Meichiu stands up. “Where’s the toilet?”

She hasn’t spoken in a normal voice before; I’ve only heard murmured replies and teary farewells. Beneath her weary tone, there’s a no-nonsense quality to her voice.

The wedding day ends with a light supper. Jia Po serves the newlyweds a soup of dates and lotus seeds. After they spoon up the hot, sweet liquid, Baizhen and Meichiu bow to Jia Po and Gong Gong. Then Meichiu follows Baizhen through the courtyard and up the shallow steps to the lower floor of the house.
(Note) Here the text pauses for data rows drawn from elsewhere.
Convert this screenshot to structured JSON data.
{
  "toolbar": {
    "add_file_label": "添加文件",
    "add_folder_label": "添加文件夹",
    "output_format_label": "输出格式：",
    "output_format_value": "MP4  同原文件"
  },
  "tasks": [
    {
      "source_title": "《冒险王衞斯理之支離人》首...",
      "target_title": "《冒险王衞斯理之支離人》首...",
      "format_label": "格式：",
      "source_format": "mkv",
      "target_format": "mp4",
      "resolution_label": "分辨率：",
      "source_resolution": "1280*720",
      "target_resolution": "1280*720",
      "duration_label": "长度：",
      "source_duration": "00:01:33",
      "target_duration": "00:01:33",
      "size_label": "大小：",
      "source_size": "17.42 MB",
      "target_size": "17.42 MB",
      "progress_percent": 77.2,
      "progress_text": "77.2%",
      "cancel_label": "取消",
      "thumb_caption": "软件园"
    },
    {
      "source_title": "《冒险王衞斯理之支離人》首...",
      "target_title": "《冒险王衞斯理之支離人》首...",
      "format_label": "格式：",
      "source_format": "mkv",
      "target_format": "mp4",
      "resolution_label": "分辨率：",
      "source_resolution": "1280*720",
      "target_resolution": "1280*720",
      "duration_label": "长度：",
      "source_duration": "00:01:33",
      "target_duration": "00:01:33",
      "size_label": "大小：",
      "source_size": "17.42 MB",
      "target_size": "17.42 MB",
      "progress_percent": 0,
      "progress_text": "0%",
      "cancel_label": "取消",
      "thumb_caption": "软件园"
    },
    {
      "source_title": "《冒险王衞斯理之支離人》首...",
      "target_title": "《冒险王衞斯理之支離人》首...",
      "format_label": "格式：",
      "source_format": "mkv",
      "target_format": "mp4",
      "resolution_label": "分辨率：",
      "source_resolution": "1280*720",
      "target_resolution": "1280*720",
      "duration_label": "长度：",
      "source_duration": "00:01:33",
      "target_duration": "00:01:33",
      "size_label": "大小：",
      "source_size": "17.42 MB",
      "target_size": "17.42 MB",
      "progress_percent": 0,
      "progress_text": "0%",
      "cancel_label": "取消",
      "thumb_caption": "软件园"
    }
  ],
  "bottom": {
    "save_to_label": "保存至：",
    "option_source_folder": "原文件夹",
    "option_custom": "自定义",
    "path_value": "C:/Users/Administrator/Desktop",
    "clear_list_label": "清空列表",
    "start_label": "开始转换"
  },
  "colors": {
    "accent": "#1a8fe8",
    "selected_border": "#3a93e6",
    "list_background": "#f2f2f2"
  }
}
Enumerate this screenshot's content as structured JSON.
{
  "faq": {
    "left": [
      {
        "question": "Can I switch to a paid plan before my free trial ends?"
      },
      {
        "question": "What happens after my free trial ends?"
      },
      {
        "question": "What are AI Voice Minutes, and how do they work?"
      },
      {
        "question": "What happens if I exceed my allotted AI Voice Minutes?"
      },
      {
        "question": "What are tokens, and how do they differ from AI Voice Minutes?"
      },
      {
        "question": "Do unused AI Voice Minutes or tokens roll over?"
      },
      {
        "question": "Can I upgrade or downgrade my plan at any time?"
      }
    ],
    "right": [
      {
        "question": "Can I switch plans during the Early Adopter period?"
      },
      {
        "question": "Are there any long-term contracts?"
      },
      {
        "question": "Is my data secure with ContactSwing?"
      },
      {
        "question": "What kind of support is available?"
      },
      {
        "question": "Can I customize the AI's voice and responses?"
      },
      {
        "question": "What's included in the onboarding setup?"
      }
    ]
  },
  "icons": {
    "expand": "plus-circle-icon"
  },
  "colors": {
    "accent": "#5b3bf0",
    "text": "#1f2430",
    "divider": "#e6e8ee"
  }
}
I don’t follow. I return to the temple, welcoming the dim silence. But my sharpened hearing still detects a quick, stifled cry followed by a low moan.

***

The next morning, Jia Po takes the bride on a tour of the estate, through the courtyards, each of the houses, and the kitchen. It seems only a few short years ago that I went on this same walk, as apprehensive as Meichiu. I see what Meichiu must be seeing, water stains seeping down the walls, shutters that need replacing, unmistakable signs of encroaching poverty. I find myself hoping she can look past the shabbiness and appreciate the estate’s elegant proportions and thoughtful design. When she’s lived here longer she’ll see how the bamboos in the courtyard sway in the slightest breeze to make a hot day cooler, how the deep veranda roof provides comfortable shelter from the summer rains. How the lazy afternoon light shimmers over the rock garden, washing the tall stones with gold.